Ketua Panitia Diskusi Revolusi Milenial, Lilik Krismantoro Putro mengatakan latar belakang digelarnya diskusi adalah adanya gerakan massa milenial yang selama ini dianggap kurang kritis dan sibuk dengan Media Sosial (Medsos). Meski mengapresiasi, Lilik menilai ada keterputusan pandangan antara generasi milenial dengan generasi sebelumnya, yaitu yang terdekat adalah generasi aktivis reformasi ’98,
“Diskusi ini sebenarnya pengin membangun sebuah jembatan epistemik, jembatan kesadaran, jembatan kognitif yang memberi pijakan bagaimana teman-teman muda dan teman-teman angkatan sebelumnya kemudian membangun ruang fundamen bersama,” ungkapnya.
Ia berharap generasi milenial yang sudah menunjukkan kepeduliannya terhadap bangsa dan negara agar lebih produktif dan aksi-aksinya tidak sekadar aksi massa karena tergerak Medsos, melainkan melakukan kajian yang mendalam untuk mengkritisi kebijakan pemerintah,
“Aksi hanya salah satu tools (alat). Jadi kalau kita bicara perubahan sosial, maka sebenarnya tools-nya banyak, kita bisa loby, kita bisa memberikan masukan kepada pemerintah, kita bisa menulis paper ilmiah, kita bisa memberi naskah akademik.
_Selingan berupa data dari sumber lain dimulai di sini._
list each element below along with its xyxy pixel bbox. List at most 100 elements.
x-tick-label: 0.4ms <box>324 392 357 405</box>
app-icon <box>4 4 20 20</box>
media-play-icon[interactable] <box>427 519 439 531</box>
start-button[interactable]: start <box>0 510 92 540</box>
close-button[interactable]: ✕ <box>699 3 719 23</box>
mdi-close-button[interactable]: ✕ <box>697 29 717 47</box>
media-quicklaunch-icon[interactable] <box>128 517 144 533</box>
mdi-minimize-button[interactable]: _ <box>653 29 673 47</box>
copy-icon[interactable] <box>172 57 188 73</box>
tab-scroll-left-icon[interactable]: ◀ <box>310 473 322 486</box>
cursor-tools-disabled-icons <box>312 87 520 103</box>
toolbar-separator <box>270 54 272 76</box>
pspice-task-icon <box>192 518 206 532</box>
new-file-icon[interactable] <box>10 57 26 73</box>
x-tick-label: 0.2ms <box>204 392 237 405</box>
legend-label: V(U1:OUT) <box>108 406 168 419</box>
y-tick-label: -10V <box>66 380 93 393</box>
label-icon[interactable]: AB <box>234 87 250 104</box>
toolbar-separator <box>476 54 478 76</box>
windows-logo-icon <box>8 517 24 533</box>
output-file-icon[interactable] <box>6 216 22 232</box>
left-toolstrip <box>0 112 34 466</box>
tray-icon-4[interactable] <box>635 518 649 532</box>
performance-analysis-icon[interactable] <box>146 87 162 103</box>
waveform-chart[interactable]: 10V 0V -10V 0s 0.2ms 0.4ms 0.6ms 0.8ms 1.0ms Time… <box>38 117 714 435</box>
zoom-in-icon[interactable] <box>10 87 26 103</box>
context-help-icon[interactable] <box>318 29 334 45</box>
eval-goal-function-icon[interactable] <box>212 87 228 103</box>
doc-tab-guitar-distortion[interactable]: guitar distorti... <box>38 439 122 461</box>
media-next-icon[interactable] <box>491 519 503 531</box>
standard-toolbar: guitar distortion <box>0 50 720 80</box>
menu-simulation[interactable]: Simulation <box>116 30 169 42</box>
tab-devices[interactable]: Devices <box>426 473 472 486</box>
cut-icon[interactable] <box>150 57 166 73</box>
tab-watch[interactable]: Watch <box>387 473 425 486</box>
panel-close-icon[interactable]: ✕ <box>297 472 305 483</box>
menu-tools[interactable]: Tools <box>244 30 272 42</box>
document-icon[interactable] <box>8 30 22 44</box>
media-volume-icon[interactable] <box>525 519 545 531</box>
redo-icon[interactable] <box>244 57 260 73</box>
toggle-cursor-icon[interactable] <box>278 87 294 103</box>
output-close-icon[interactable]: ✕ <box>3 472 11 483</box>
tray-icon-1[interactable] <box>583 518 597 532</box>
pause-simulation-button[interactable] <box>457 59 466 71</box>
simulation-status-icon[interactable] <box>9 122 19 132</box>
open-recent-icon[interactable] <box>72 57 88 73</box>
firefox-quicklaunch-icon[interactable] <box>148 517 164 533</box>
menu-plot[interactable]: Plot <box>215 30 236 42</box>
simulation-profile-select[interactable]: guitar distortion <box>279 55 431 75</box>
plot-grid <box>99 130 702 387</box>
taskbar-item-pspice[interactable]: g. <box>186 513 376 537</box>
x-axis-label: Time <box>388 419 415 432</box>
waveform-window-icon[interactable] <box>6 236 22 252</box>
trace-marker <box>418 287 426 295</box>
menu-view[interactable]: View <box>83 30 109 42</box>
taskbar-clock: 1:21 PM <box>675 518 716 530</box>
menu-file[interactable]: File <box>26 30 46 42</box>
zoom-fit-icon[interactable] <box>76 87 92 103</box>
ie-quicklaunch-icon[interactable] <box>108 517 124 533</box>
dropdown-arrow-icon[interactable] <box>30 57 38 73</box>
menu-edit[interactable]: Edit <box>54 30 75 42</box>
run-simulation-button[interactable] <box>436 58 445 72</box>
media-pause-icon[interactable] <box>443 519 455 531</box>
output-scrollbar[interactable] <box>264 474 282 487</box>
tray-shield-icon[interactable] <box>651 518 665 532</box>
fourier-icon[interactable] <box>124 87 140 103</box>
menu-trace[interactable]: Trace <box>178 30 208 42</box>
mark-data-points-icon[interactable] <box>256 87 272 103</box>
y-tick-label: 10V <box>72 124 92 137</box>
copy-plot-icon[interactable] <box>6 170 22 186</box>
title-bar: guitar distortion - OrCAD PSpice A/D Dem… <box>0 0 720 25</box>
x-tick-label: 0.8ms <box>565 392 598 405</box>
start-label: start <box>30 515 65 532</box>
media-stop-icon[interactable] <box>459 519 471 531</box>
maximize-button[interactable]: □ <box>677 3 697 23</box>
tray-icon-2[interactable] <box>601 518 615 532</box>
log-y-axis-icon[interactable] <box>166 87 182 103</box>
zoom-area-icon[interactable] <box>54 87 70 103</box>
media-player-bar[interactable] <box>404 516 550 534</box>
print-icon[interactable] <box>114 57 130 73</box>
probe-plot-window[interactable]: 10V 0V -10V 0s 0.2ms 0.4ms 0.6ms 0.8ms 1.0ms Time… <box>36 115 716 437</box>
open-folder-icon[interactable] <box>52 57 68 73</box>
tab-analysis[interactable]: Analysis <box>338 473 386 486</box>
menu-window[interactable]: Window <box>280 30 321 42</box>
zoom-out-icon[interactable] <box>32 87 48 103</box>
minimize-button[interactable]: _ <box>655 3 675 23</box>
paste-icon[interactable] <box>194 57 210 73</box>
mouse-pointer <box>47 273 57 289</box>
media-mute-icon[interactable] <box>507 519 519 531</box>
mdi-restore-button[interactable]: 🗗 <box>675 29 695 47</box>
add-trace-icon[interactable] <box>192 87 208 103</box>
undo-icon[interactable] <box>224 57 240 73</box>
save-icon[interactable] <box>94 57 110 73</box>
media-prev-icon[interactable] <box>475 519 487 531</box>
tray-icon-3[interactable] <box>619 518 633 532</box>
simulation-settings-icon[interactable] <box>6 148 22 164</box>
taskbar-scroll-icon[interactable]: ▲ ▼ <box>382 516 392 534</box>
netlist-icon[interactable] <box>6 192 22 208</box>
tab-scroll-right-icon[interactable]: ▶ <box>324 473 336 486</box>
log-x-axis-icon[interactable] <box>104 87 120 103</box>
Ada banyak cara untuk membuat perubahan,” pungkas Lilik yang juga Koordinator YISA dan presidium LARI.
Diskusi Revolusi Milenial diikuti kalangan aktivis mahasiswa, tokoh Masyarakat dan aktivis pengiat sosial di Yogyakarta. Selain Arie Sujito dan Gendis, hadir sebagai panelis aktivis ’98, Beny Hari Juliawan dan Bambang Wahyu Sumirat.